Standardized tests enable admissions officers, whether at private middle/high schools or universities, to differentiate between two applicants who might otherwise seem academically identical.
But let’s be honest — we all know that an “A” at one school isn’t always the same as an “A” at another. Standardized tests are meant to level the playing field and help colleges determine how challenging and thorough your school’s curriculum is, all while measuring your basic skill sets.
Unfortunately, because many students believe that good grades beget good standardized test scores (and vice versa), they fail to prepare for these tests.
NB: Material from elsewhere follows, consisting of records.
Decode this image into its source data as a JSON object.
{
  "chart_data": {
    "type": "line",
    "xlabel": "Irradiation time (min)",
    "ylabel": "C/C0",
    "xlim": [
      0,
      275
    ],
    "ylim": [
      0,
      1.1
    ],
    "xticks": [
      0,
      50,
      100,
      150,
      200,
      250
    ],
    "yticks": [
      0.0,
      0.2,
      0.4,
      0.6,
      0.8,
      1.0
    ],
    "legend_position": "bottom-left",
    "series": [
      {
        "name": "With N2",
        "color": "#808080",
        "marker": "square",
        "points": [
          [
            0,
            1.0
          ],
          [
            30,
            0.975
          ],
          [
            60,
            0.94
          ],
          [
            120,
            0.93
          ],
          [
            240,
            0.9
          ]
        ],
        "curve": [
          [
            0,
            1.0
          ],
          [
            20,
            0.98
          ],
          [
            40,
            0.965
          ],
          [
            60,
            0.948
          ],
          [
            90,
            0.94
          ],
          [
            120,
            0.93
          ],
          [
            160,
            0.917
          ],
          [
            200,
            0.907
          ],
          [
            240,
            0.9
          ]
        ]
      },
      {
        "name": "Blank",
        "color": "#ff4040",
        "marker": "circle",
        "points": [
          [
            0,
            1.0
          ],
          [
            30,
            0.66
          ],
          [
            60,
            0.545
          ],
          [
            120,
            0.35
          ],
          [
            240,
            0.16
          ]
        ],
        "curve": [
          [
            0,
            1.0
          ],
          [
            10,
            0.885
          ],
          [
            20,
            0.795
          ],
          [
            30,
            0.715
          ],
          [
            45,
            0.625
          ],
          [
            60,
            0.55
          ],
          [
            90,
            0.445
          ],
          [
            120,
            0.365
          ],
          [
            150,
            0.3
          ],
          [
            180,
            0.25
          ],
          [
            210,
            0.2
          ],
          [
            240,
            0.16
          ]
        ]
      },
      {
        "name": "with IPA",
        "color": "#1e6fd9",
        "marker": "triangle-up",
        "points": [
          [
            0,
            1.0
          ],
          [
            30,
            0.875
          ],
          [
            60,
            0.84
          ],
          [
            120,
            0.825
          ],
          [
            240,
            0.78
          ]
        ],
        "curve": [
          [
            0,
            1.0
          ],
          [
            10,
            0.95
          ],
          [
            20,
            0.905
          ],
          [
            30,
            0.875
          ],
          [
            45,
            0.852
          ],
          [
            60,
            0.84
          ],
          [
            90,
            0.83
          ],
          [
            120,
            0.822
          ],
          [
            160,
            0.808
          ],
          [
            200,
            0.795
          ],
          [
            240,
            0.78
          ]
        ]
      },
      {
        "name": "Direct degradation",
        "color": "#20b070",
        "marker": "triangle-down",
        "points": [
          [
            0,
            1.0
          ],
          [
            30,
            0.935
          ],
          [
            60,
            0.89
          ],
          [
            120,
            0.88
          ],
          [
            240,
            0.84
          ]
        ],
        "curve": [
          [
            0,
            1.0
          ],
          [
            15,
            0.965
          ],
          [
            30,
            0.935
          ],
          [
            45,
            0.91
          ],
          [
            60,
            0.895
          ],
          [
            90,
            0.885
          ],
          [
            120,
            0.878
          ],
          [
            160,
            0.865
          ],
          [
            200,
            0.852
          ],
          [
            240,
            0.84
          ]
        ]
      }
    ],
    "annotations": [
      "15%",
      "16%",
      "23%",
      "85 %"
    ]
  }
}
The fact is, GPA isn’t a reliable predictor because these tests don’t just test how much you know, but how well you take tests.
In the college admissions process, four hours of testing carries as much weight as four years of extracurricular activities.
Learning to navigate the standard tricks and traps, utilize strategies to help narrow down answers, and make the clock work for instead of against you can mean the difference between your top choice and a safety school. Contact us today to discover how!
- Which test should I take — the SAT or ACT?
The most common strategic error high school students make: jumping into the SAT without considering the ACT. Both are accepted by all universities and respected equally, and with the redesigned SAT on the market, the ACT is actually the only known entity for Admissions Officers. In the past, the SAT was a better exam for students who struggled with pacing but excelled at thinking outside the box. The new version, however, is eerily reminiscent of the ACT’s format and question type — the most noticeable difference is that the new SAT’s Math section is far more challenging and tests students on higher level math. Since the ACT is a proven, trusted exam and the redesigned SAT is a tougher newcomer with a greater margin of uncertainty, it seems wise for most students to focus on the ACT.
It’s worth pointing out that, historically, College Board has been more liberal with accommodations, so if you are seeking extended time, you are perhaps more likely to have it granted for the SAT. For more information, please visit our Extended Time page.
NOTE: We do NOT recommend taking the exams that some companies and schools offer that are half ACT, half SAT, and basing your decision on which section you scored highest. If you got distracted on one section — or struggled on a single passage — your score would be skewed. Additionally, how would you possibly do well on a section you’ve never seen before (the ACT Science section, for instance) if you have no clue what it’s testing or how to approach it? These blind tests (which you take without any introduction to the material) are NOT good gauges of which you’ll do better on after learning some fundamental facts/strategies for each.
We will work together to determine which exam is best for your particular skill set. Do you excel at thinking outside the box? Are time limitations a problem for you? For those students who don’t know which exam they want to pursue, we offer a summer program that is an efficient, cost-effective way to truly determine which test is the best fit. We encourage you to visit our High School Summer Programs page to learn more about what the program offers, how it works, et cetera.
- How much will my SAT or ACT score improve?
While all students obviously start from different points, the average SAT score increase for our students last year was 240 points, and for the ACT, 5 points.
- When should I start test prep?
Many students begin prepping for the SAT/ACT as early as the summer before their junior year, while others put it off until fall of their senior year. Whether you fall in the first or last group (or somewhere in between), the important thing is that you wait until you have taken the necessary high school courses (particularly math) and leave yourself enough time to take the exam more than once.
Athletes on the recruitment path typically need to start preparing at the end of sophomore year or very beginning of junior year in order to have scores to share with coaches — but this does depend on the sport and division, as the recruitment timeline can vary.
From our experience, though, for the average high schooler, the optimal time for test prep is spring of junior year; you’ve likely learned everything you need to know by this point, and you don’t have to balance college essays and applications, like you would in the fall of senior year. Our goal is for students to start preparing in January and wrap up their final test date (we encourage taking it 2-3 times) by June so you’re completely done by the time summer begins.
Based on your performance in school, extracurricular commitments, and college goals, we will determine the right time for you!
- How many sessions will I need?
The answer to this, of course, depends entirely on what you hope to accomplish. Some students only want a few sessions to review the broad strokes of the SAT/ACT, while others set weekly or bi-weekly sessions that span several months to cover specific problem types and increase their scores as much as possible. Still others are looking for assistance preparing for AP exams, as well. Based on the number of exams you are preparing for and the score improvement you are seeking, we will sit down and come up with a plan that fits your goals.
Please note: our test prep curriculum requires a minimum of 15 hours to complete.
- Since many schools are going test-optional, should I still test?
It depends on how you test. If you are capable of scoring on the upper end of a college’s average range, you should absolutely include your scores with your application. However, if you are unable to score within a college’s average range and your scores will be the weakest part of your profile, it is best to omit them. Simply put: if you can give colleges yet another reason to be impressed by you, do it!